Author Topic: CompressString: Character encoding conversion failed?  (Read 723 times)

Chilkat

  • Administrator
  • Full Member
  • *****
  • Posts: 103
  • Karma: +6/-0
    • View Profile
CompressString: Character encoding conversion failed?
« on: December 06, 2017, 09:49:24 AM »
I get the following in the LastErrorText for a call to CompressString:
Code: [Select]
ChilkatLog:
  CompressString:
    DllDate: Nov 27 2017
    ChilkatVersion: 9.5.0.70
    UnlockPrefix: xxx
    Architecture: Little Endian; 64-bit
    Language: .NET 4.6 VS2017 / x64
    VerboseLogging: 0
    Character encoding conversion failed.
    Charset: windows-1252
    ConvertedToNumBytes: 4573
    Set the Charset property equal to an appropriate charset (see http://www.chilkatsoft.com/p/p_463.asp)
    Failed.
  --CompressString
--ChilkatLog

Chilkat

  • Administrator
  • Full Member
  • *****
  • Posts: 103
  • Karma: +6/-0
    • View Profile
Re: CompressString: Character encoding conversion failed?
« Reply #1 on: December 06, 2017, 09:52:04 AM »
For many methods that accept a string input, such as for hashing, encryption, compression, etc., it's
imperative to specify the exact bytes that are hashed/encrypted/compressed/...

When a string is passed, a string is a sequence of characters (i.e. symbols).  For example 'A'.
In us-ascii, 'A' is the byte value 0x41.    In utf-16 it's two bytes 0x0041. 
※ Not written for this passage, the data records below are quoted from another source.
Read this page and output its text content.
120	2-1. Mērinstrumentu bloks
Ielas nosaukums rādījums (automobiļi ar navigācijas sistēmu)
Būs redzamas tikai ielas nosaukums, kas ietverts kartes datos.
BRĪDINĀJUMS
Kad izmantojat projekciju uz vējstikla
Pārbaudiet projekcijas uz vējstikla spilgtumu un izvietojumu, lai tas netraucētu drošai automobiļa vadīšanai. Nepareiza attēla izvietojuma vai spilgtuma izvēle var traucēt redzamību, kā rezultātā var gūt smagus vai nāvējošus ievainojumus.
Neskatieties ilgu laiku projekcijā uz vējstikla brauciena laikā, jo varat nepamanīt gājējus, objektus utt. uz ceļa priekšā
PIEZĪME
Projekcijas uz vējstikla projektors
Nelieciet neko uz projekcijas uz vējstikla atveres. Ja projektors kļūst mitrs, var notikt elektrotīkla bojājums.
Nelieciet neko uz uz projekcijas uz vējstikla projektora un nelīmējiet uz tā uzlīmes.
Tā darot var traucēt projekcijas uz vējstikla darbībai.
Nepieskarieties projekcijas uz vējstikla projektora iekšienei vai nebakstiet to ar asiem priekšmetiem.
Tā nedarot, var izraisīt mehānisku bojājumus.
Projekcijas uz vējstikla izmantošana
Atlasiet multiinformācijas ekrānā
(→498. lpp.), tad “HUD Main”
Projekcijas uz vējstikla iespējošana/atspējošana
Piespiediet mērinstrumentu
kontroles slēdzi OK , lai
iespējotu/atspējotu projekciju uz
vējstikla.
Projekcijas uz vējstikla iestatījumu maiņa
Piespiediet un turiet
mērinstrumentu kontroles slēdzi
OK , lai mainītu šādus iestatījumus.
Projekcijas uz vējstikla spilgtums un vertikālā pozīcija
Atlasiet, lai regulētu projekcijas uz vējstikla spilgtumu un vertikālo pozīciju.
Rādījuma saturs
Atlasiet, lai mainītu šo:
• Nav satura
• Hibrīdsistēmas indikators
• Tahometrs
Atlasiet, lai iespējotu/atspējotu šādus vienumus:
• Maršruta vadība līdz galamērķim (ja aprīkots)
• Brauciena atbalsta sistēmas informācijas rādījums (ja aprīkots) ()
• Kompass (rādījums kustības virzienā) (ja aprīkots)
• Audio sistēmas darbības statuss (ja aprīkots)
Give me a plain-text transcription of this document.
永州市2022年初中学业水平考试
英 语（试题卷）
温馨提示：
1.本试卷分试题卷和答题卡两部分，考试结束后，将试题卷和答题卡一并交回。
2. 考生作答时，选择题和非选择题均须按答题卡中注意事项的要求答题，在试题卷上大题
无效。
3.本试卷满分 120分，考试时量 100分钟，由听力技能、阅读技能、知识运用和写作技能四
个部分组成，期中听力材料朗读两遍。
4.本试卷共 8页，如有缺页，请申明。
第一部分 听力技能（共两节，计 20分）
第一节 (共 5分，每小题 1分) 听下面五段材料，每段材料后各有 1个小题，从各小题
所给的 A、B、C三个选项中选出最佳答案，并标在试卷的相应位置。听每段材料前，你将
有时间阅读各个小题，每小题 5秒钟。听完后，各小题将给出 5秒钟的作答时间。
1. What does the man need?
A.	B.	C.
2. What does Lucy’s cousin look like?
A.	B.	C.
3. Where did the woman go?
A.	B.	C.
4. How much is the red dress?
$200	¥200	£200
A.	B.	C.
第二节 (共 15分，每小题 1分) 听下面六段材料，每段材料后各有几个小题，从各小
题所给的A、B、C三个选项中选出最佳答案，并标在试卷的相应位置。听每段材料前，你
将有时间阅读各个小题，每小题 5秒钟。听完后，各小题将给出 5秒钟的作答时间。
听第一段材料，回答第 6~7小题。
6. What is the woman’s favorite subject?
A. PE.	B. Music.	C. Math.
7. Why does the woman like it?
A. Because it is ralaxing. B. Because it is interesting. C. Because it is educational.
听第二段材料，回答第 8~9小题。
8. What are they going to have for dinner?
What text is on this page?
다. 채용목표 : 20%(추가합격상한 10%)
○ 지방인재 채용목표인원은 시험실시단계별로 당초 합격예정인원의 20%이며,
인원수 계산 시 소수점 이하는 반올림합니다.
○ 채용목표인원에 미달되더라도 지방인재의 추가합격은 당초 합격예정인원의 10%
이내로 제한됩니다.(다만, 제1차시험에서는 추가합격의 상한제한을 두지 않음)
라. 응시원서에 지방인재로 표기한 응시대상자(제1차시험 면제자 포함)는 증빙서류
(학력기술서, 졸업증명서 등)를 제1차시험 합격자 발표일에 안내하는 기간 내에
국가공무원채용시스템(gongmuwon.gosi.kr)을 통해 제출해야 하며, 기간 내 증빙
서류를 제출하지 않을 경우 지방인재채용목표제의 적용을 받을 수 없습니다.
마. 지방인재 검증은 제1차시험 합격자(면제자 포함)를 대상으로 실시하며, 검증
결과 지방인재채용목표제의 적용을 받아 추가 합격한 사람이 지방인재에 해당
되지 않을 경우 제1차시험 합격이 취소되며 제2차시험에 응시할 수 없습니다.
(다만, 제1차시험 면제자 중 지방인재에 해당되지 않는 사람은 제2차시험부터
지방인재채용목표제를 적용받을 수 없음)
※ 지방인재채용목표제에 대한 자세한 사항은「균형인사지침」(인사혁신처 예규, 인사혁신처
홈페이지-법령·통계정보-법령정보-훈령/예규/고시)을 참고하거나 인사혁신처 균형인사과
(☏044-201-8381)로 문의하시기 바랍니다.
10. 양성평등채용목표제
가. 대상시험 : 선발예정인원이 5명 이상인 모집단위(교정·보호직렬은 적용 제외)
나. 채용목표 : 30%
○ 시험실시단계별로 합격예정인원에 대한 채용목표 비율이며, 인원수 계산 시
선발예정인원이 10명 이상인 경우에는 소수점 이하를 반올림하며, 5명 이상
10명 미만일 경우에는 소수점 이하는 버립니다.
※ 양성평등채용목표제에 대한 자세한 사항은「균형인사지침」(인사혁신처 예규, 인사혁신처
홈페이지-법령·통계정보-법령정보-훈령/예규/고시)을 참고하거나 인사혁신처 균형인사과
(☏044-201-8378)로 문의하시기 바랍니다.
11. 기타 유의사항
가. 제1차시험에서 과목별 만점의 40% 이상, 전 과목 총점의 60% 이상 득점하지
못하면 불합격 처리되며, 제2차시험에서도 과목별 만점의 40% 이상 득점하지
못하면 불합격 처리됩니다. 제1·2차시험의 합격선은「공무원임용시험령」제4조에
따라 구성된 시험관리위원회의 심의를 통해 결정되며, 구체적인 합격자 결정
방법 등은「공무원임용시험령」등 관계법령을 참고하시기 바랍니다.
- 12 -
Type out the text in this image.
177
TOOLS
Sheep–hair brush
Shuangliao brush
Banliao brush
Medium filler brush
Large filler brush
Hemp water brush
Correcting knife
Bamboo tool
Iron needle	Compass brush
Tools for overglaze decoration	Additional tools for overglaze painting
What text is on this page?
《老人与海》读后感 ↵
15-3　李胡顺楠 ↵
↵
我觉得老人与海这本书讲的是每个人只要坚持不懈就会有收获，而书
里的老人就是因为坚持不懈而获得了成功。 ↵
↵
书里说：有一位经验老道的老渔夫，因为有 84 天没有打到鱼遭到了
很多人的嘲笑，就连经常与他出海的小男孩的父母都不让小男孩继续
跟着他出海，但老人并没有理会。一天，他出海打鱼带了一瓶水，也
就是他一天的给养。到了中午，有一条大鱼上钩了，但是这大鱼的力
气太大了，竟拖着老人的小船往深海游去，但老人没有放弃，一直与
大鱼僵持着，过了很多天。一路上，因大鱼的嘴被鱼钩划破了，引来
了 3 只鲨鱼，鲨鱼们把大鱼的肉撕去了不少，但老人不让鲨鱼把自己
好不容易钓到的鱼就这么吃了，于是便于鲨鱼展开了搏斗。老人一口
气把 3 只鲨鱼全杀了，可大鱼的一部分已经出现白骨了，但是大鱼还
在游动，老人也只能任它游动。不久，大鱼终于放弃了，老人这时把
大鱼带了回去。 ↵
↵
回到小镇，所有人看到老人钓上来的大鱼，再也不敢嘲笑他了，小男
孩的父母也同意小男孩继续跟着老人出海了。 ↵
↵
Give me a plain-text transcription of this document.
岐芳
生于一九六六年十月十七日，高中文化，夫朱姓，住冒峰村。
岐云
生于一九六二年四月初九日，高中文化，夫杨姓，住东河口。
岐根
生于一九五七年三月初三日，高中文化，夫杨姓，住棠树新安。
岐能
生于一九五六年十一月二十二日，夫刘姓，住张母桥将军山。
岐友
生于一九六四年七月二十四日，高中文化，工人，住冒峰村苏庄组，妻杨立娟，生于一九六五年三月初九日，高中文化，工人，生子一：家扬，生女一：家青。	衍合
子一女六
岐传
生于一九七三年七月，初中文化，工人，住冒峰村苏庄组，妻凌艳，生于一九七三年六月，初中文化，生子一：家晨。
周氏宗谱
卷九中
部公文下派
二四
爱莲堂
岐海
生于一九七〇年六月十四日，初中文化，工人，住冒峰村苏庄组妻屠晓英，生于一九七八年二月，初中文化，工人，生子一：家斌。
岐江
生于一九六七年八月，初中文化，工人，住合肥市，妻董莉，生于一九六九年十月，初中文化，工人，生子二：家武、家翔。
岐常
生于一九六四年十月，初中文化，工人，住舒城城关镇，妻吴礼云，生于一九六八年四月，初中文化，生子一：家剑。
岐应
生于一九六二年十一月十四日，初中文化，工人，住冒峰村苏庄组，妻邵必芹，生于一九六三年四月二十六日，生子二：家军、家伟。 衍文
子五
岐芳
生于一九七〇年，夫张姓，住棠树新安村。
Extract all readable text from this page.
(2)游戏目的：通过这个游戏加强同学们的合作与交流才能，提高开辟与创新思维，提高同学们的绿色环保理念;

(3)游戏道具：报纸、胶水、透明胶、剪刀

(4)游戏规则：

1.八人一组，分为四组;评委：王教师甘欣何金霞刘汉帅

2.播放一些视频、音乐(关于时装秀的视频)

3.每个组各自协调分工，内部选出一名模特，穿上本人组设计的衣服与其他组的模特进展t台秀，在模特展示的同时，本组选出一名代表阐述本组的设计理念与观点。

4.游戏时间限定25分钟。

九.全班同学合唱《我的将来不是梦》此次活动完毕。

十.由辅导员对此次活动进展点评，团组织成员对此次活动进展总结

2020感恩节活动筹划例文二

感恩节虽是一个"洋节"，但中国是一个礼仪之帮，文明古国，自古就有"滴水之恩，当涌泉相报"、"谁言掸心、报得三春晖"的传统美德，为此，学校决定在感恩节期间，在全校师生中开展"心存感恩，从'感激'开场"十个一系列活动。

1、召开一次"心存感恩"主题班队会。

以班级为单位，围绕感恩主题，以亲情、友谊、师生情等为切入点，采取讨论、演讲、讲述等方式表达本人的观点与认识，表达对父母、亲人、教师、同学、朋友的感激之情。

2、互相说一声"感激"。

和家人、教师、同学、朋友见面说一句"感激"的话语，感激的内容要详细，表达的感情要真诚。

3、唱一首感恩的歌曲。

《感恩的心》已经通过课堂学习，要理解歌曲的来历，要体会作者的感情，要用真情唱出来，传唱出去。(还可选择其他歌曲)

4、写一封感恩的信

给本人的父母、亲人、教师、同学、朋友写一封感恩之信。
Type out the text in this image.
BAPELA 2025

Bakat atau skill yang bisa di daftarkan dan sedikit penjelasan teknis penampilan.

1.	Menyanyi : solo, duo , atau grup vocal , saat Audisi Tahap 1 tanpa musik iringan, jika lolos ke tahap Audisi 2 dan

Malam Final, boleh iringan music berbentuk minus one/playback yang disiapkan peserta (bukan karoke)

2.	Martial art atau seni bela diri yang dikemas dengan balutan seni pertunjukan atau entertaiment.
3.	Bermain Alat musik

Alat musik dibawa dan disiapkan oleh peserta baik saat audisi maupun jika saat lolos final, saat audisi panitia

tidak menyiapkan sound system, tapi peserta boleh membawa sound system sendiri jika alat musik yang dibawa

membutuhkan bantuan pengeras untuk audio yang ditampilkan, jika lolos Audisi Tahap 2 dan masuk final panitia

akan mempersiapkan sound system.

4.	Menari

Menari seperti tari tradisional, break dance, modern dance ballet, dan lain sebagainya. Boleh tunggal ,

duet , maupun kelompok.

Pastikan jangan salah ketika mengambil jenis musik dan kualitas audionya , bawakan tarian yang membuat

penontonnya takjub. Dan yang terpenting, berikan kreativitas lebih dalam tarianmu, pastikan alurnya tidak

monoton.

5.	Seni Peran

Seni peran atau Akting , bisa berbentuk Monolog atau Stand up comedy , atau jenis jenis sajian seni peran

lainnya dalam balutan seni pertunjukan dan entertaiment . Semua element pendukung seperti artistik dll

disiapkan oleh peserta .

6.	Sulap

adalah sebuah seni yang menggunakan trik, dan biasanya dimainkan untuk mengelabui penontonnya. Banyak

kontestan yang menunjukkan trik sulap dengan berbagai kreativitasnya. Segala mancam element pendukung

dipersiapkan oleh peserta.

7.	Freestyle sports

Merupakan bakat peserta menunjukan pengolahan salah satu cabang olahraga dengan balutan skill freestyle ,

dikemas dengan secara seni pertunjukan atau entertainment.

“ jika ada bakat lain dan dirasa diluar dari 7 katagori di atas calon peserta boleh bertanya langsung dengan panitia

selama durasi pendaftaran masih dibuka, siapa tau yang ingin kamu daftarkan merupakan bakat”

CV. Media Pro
The charset specifies the byte representation of the string.  See https://www.example-code.com/charset101.asp
In other words, you cannot hash/compress/encrypt a "string", you can only do so with a particular byte
representation of the string.

In this case, the default byte representation is ANSI (which is windows-1252,  i.e. the single-byte per char Western European charset)
This has always been the default.   If, for example, you pass a Korean char in the string, then the conversion
to the windows-1252 byte representation will fail because, since it's a 1-byte per char representation, it's only capable
of defining code points for us-ascii and Western European language chars.  You would need a Charset such as utf-8, utf-16, or
something else..

Chilkat fails the method call if it encounters chars not represented by the Charset.